Kleines Estland groß bei der Digitalisierung

Seit Ende 2024 kann man auch den Antrag für die Scheidung in Estland digital stellen – seitdem ist das nördlichste Land des Baltikums zu 100 Prozent digital. Es war der letzte und aus der Sicht der Esten wohl auch unwichtigste Verwaltungsakt, den man digitalisiert hat. Doch das Signal ist eindeutig: der estnische Staat funktioniert komplett digital. In Deutschland ist man davon noch sehr weit entfernt. 

Estland wurde 1991 endlich dauerhaft unabhängig. Davor hatte das Land – nach einer kurzen Phase der Unabhängigkeit von 1918 bis 1940 – jahrzehntelang zur Sowjetunion gehört. Doch mit der Eigenständigkeit erkannten die Esten, dass sie es mit nur 1,3 Millionen Bürgerinnen und Bürgern schwer haben mit einem eigenständigen Staat. Und setzten deshalb konsequent von Anfang an auf Digitalisierung – mit großen Erfolg. 

Zu Gast bei e-estonia

Dank eines Tipps eines Estland-Kenners lerne ich e-estonia kennen – das Informationszentrum für die Digitalisierung Estlands. Dort kann sich jede*r Vorträge zu dem Thema anhören – ganz analog, allerdings spannend gemacht und mit der Gelegenheit zu Nachfragen. Ich frage per e-mail an und habe binnen weniger Minuten eine Antwort. Am nächsten Tag bekomme ich die Möglichkeit mich in dem Zentrum in der Hauptstadt Tallinn einer Gruppe von Studierenden aus Asien anzuschließen. Und das mache ich.

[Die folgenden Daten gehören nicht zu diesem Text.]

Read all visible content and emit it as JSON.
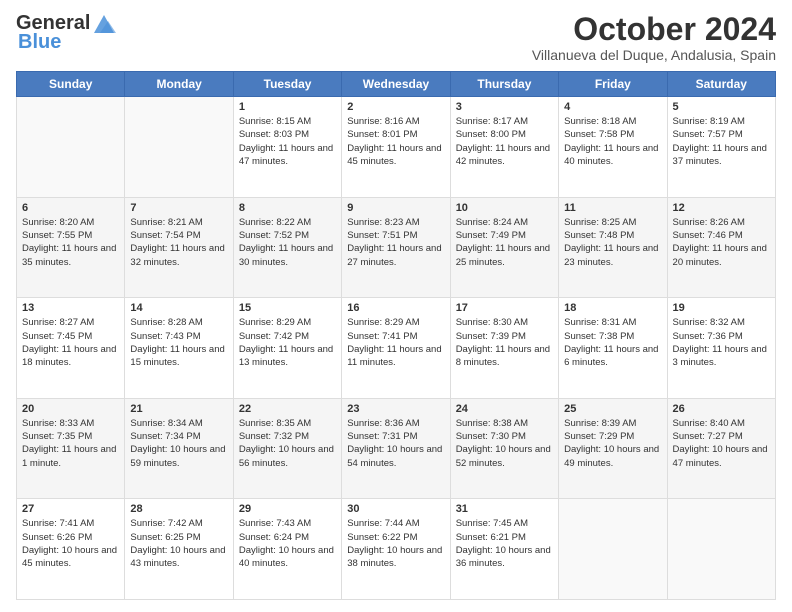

Rannar Park von e-estonia führt uns ein in das digitale Estland. Ausgangspunkt war eine klare Analyse zur Staatsgründung: das Land ist klein, die Zahl der Einwohner sinkt  – trotz Zuwanderung bis heute. Und so ging man daran, wenn man so will, den Staat digital zu gründen. Grundlage ist eine Personennummer und ein digitaler Ausweis, den Jede*r auf dem Handy bei sich tragen kann, aber auch immer noch analog als Plastikkarte, wenn man will. Das sei wichtig in Estland: niemand werde gezwungen zur Digitalisierung, es gibt auch noch analoge Möglichkeiten. Und noch etwas ist Rannar Park wichtig: Digitalisierung sei ein Ausdruck moderner Gesellschaften; bei konservativen Regierungen bleibt die Digitalisierung zumeist zurück. 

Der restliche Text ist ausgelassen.